Following are some recommendations from the authors to avoid common themes evidenced in surprise attacks:

• Do not lose sight of the adversary’s overall goals and intent. The original Hamas charter called for Israel’s elimination. Although Hamas modified its charter in 2017, the intent has not changed, as evidenced by the October 7 attack on Israel.
• Create a culture of cooperation, not competition, among intelligence services. For nations like the United States and Israel that maintain robust intelligence operations across multiple agencies and organizations, competition and information silos can occur due to existing bureaucracies. Culture and laws can create bureaucracies that silo intelligence (e.g., the CIA is responsible for international intelligence operations, the FBI is the lead agency for domestic intelligence operations). Even with conscious efforts to share information, having multiple agencies with different intelligence responsibilities delays information- and intelligence-sharing processes.
• Expect the unexpected when it comes to asymmetrical warfare. Agencies should consider “red teaming” to identify vulnerabilities in their defenses. With the approval of an organization’s leadership, red teaming for a nation-state threat could involve a group (i.e., red team) pretending to be an opposing force to create a physical or cybersecurity intrusion. The red team then reports the vulnerabilities it identified back to the organization’s leadership to address.

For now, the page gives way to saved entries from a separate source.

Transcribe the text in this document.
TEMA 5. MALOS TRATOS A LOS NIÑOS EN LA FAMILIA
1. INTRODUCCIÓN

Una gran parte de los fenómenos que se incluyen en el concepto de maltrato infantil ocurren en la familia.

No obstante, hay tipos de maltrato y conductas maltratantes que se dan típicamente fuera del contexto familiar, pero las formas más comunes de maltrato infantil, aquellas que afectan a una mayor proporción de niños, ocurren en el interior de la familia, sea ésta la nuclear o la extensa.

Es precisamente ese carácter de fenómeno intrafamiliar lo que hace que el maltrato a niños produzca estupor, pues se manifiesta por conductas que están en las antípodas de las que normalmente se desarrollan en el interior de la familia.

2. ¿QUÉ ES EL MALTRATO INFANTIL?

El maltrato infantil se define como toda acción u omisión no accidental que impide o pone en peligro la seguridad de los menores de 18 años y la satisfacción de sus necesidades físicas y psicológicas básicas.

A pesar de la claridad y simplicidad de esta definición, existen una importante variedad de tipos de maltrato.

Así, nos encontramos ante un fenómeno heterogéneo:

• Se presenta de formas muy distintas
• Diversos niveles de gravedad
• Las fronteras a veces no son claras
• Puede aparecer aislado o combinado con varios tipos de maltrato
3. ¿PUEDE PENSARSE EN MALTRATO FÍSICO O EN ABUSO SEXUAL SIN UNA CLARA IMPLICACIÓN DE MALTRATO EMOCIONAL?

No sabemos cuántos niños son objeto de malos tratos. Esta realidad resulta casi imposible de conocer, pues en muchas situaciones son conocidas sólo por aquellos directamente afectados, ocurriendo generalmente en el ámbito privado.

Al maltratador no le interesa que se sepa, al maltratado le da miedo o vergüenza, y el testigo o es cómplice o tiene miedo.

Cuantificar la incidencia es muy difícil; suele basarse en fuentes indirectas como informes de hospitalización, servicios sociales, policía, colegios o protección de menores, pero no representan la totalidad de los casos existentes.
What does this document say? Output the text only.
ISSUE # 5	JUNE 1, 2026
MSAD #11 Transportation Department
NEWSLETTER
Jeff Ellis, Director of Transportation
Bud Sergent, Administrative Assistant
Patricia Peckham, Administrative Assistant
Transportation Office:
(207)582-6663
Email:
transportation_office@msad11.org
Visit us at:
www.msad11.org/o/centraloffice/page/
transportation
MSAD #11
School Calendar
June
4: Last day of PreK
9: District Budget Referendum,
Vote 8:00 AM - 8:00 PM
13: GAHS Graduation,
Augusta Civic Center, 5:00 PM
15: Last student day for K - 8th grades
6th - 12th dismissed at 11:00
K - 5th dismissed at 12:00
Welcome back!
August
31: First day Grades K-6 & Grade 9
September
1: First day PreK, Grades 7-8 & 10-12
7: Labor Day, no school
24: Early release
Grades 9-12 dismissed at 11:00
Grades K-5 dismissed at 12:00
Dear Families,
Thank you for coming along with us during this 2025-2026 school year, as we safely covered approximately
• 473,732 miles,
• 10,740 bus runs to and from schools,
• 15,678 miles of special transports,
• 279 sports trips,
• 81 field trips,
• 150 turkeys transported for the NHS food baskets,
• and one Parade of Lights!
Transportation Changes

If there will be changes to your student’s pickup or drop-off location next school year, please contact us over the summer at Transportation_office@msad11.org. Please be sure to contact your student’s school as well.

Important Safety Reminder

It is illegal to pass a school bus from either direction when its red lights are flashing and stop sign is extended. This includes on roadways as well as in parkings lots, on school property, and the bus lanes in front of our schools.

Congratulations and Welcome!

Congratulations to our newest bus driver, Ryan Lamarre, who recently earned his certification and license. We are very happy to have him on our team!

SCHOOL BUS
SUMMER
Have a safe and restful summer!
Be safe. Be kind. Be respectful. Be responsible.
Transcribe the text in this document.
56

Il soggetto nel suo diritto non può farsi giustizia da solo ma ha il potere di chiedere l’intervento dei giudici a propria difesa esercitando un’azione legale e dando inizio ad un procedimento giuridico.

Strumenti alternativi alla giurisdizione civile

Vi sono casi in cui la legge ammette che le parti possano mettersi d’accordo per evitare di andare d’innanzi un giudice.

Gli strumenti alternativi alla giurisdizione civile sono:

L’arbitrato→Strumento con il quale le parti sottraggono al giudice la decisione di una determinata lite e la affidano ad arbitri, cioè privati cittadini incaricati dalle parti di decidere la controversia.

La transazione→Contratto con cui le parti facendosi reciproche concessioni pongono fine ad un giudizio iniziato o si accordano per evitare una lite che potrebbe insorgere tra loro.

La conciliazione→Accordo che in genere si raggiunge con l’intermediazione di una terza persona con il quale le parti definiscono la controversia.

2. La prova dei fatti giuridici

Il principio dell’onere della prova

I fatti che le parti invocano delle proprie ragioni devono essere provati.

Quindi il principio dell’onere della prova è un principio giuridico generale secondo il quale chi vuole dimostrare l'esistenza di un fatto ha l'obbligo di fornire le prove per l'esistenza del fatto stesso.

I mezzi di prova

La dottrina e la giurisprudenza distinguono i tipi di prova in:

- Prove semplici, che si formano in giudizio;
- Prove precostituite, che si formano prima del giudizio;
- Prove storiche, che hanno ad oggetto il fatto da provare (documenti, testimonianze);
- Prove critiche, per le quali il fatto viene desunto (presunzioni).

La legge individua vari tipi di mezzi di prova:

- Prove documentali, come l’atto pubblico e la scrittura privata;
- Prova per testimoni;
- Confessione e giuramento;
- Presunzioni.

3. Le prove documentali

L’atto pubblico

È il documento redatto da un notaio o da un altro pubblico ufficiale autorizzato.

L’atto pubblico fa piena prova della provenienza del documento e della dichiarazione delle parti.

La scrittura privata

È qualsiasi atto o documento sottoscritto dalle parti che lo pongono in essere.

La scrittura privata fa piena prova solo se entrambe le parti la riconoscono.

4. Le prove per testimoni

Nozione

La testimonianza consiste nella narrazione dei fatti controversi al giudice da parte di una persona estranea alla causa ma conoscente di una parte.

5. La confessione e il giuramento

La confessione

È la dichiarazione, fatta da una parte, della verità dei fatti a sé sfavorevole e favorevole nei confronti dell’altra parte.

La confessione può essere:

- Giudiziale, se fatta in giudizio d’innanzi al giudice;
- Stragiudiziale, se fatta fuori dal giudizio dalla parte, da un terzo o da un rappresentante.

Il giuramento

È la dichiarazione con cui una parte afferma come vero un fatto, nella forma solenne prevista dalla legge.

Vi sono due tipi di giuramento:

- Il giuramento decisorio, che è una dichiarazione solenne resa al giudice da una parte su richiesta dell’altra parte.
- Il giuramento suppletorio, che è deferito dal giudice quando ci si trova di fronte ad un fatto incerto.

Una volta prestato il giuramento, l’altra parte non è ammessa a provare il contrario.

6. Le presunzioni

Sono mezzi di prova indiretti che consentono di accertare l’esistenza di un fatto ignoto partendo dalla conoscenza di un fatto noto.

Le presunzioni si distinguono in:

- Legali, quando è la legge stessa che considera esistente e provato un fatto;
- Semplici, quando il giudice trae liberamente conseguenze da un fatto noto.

However, costs and other concerns often limit or prevent using this tactic. Think tanks exist in topical areas, but the number of organizations engaging in red teaming for threats and vulnerabilities is assuredly low for many reasons (e.g., cost, perception, safety concerns). Yet, the factors limiting red-team use seem minor when a surprise attack occurs and lives are lost.
• Reduce or eliminate personal, institutional, and political biases in prioritizing security vulnerabilities. Unalterable beliefs engendered by biases regarding the capabilities of an adversary can skew effective measures at preventing an attack.
• Review the successful steps employed in previous interdictions to prevent future surprise attacks. This includes identifying what commonalities existed to provide sufficient credibility of the connected dots to equip decision-makers with a clear enough picture of the looming threat to initiate preventative measures.

Regardless of whether the actions outlined in this article for mitigating future surprise attacks or other steps are taken, one thing is certain. The consequences of repeating the cycle of failing to connect the dots are too high to ignore. Communities, friends, and families expect more, and rightfully so.